The Black Russian Terrier is primarily valued for its incredibly powerful protective instinct as well as for its steadfast and even temperament. Thanks to the latter it’s quite possible to keep this dog in a family environment. The other distinctive characteristic of this breed, which is credited to its background as a canine soldier is its unflagging loyalty to its masters. Actually the breed does poorly as a kennel or yard dog as it needs to be actively integrated into the life of its human pack. Despite its large size and seemingly fierce nature the Black Russian Terrier is prone to be extremely gentle with children and humbly accepts a great deal of abuse from them. Of course early socialisation is a crucial requirement if you want to introduce this dog into the household with kids.

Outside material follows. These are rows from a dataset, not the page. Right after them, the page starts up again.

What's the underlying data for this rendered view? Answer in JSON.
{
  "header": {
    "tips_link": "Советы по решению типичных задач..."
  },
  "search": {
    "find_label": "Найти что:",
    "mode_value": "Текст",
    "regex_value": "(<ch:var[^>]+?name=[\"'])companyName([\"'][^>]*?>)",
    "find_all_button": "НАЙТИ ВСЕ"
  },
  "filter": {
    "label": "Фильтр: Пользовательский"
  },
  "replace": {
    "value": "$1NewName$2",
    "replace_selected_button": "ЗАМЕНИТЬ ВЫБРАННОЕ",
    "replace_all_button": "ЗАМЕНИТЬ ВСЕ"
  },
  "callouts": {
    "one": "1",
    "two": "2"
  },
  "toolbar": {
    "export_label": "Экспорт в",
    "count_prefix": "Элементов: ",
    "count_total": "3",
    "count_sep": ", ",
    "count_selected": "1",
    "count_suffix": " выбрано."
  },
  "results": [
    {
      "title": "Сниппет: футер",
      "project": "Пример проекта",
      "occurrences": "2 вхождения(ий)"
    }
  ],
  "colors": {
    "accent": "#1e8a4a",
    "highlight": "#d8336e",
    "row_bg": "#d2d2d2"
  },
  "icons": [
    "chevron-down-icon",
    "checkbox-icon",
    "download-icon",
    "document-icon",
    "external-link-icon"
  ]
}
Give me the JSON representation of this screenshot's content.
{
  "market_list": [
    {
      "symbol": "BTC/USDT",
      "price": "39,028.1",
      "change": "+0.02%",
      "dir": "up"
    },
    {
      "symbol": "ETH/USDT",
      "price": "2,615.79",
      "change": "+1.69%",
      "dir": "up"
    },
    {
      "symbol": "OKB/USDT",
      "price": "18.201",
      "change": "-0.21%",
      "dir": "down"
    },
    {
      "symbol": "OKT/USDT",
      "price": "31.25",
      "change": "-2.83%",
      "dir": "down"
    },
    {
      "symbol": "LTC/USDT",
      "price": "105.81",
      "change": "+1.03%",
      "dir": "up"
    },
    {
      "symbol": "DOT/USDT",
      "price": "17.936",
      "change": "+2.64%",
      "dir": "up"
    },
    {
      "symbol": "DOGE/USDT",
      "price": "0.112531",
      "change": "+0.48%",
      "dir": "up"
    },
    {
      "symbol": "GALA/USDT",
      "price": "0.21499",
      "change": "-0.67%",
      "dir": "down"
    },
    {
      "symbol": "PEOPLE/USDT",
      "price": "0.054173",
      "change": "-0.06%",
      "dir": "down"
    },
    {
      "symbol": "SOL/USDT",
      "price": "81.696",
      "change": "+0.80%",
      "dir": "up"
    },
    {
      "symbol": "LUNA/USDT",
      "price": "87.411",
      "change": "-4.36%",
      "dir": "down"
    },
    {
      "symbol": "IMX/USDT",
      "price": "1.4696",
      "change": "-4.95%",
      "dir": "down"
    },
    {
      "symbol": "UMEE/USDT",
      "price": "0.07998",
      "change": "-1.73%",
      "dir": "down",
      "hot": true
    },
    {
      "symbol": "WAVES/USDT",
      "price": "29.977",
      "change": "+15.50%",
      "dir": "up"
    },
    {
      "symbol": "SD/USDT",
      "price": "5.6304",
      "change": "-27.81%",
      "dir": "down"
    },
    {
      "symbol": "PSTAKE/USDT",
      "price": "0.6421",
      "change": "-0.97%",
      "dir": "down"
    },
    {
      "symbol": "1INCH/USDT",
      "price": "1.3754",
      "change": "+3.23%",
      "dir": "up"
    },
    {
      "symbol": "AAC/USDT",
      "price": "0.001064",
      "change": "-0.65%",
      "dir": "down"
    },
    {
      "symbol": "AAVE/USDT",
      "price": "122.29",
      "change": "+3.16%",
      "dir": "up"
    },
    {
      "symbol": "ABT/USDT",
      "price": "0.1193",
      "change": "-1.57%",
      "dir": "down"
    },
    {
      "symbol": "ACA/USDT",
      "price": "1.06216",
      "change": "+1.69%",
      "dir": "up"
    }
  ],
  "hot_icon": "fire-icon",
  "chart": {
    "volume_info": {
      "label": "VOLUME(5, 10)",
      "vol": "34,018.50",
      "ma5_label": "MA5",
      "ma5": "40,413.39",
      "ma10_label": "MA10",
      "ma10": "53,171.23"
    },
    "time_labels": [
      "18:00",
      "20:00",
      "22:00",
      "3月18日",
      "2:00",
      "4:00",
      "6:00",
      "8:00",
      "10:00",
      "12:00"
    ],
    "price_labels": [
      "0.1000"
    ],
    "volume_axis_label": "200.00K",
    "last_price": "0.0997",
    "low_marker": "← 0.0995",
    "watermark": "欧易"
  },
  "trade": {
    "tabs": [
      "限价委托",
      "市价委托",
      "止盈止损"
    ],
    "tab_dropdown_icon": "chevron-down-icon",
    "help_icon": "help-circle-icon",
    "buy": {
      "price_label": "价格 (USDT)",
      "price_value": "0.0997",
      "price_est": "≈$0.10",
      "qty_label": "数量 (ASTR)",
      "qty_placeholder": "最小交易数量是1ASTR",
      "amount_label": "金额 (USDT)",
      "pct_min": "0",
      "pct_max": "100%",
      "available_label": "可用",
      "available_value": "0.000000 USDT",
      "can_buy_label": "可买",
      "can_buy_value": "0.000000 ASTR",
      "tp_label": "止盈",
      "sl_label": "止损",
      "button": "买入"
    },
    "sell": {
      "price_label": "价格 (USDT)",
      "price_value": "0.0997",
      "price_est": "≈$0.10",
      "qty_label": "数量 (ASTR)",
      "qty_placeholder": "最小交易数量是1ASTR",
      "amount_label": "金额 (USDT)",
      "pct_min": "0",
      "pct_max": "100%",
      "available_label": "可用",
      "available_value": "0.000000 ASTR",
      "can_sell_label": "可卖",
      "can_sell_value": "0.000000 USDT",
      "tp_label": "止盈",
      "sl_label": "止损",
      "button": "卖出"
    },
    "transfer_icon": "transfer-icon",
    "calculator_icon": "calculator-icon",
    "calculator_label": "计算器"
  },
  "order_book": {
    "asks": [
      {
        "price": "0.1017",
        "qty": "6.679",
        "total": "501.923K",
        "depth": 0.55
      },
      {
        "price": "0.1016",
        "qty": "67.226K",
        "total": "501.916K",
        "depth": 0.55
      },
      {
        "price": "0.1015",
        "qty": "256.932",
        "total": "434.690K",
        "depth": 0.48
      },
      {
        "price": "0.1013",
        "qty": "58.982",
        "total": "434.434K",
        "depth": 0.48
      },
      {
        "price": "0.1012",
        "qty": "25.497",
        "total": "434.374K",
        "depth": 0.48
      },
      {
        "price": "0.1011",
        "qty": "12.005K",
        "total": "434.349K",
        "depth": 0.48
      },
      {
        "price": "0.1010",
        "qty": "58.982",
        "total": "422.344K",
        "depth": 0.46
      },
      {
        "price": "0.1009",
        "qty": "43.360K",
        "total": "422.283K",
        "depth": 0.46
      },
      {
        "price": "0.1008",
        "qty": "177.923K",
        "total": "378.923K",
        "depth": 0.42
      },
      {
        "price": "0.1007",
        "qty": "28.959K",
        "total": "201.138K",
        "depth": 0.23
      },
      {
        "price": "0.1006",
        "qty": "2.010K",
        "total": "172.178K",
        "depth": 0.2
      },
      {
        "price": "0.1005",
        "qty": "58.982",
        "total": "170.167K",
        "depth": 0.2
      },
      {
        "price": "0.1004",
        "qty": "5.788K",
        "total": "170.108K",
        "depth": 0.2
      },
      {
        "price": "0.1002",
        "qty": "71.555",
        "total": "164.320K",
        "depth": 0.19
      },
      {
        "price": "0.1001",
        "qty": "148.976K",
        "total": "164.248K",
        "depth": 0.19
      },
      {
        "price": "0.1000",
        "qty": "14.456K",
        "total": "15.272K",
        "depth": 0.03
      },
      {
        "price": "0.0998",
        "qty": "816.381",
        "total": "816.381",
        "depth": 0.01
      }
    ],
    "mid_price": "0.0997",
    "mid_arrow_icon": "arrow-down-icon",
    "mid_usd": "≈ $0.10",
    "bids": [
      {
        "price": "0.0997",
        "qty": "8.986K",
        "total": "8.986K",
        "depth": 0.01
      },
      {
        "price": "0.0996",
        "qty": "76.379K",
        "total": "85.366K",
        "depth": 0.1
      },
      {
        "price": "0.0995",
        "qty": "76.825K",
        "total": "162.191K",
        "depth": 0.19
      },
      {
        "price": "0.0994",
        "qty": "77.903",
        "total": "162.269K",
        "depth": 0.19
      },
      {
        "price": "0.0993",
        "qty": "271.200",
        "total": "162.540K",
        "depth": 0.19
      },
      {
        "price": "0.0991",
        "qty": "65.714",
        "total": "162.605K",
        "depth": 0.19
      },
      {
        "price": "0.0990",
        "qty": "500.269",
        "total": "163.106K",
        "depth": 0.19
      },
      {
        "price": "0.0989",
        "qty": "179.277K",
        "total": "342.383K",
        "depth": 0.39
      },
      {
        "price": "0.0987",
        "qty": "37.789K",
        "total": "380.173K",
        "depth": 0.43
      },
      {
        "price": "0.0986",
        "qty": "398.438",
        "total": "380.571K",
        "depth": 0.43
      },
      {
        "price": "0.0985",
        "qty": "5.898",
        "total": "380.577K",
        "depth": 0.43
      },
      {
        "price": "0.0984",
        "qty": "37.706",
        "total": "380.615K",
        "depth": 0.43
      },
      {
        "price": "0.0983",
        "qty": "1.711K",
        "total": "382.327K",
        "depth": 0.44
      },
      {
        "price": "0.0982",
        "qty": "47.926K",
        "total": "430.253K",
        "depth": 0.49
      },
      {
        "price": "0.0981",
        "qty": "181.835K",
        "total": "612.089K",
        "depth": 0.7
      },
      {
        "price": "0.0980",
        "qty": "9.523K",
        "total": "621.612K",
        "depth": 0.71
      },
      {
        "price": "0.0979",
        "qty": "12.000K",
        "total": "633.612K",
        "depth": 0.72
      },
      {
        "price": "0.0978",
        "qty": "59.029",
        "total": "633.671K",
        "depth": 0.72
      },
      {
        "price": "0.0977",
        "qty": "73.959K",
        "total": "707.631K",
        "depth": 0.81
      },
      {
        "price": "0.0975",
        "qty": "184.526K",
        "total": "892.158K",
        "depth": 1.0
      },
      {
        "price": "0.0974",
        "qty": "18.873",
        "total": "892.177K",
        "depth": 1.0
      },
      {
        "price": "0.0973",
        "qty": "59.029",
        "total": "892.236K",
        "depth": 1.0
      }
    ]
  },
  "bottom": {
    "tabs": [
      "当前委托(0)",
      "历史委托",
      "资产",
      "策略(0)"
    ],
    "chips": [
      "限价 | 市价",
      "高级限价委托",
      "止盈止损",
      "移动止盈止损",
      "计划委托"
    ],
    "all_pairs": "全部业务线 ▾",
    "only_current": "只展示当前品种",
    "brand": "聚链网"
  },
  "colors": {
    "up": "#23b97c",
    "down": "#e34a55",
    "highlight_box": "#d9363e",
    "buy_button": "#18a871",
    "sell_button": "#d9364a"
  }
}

The Black Russian Terrier is notable for inherent distrust of strangers although immediate human aggression is rather untypical for this breed. This fearless dog adopts to the role of a home guardian very naturally and excels in it. It will readily sacrifice its life for its special people but its guarding tactic tends to be defensive rather than offensive. It will always alarm its masters with its loud bark if it notices something threatening in its surroundings. This implies that this dog also makes a very dependable watcher.
In general a well-socialised specimen of the Black Russian Terrier is amicable with other canines. It’s no wonder that such powerful and self-assured dog has dominant streak and it’s quite ready to unleash a conflict to prove its superior position to a strange canine. So make sure to release your pet to run and play freely only in a securely enclosed area. As a cross of guarding and hunting breeds this dog possesses prey drive of an average intensity. In most cases it won’t harass familiar pets (including home cats) especially if it gets to know them since its puppyhood.
· canine hip dysplasia;
· elbow dysplasia;
The Black Russian Terrier needs relatively moderate amount of grooming. This dog has thick and rather long hair, which should be carefully brushed couple times a week to stay clean and neat. It’s recommended to apply a coat conditioner, which can greatly facilitate the brushing procedure. It’s also necessary to trim or strip the coat of this dog twice or three times a year. If you plan to show you pet you may want to have it professionally groomed in order to achieve more sophisticated hairstyle.
The rest care is reduced to such routines as periodic nail trimming and weekly teeth brushing. The dog’s ears should be checked on a regular basis and cleaned as needed. The Black Russian Terrier sheds averagely.
The Black Russian Terrier is a clever and docile dog with a well-developed ability to focus on a given task. There is virtually no limitation as to what it can learn when trained by a persistent and patient person. With its retentive memory it’s capable of performing even sequences of difficult commands. At the same time its successful training is possible only if the dog admits the authority of the handler and respects him as a pack leader.
This breed will never put up with harsh treatment and will turn into a violent and unmanageable beast if handled unfairly. Motivate your pet with delicious treats and verbal encouragement and it will become a quick and willing learner.
The Black Russian Terrier is a busy and amiable breed with average need for exercises. At the very least it should be taken on a half-an-hour walk each and every day but it would definitely greet any opportunity to spend time off-leash in a securely fenced area.
Be mindful though that this dog absolutely craves for company of its favourite people and should be included in their outdoor activities. Walks, jogs and playing fetch with the Black Russian Terrier will provide it with necessary outlet for its excessive energy. It’s very likely that an unexercised dog will express its disappointment with life in destructive actions and wilful behaviour.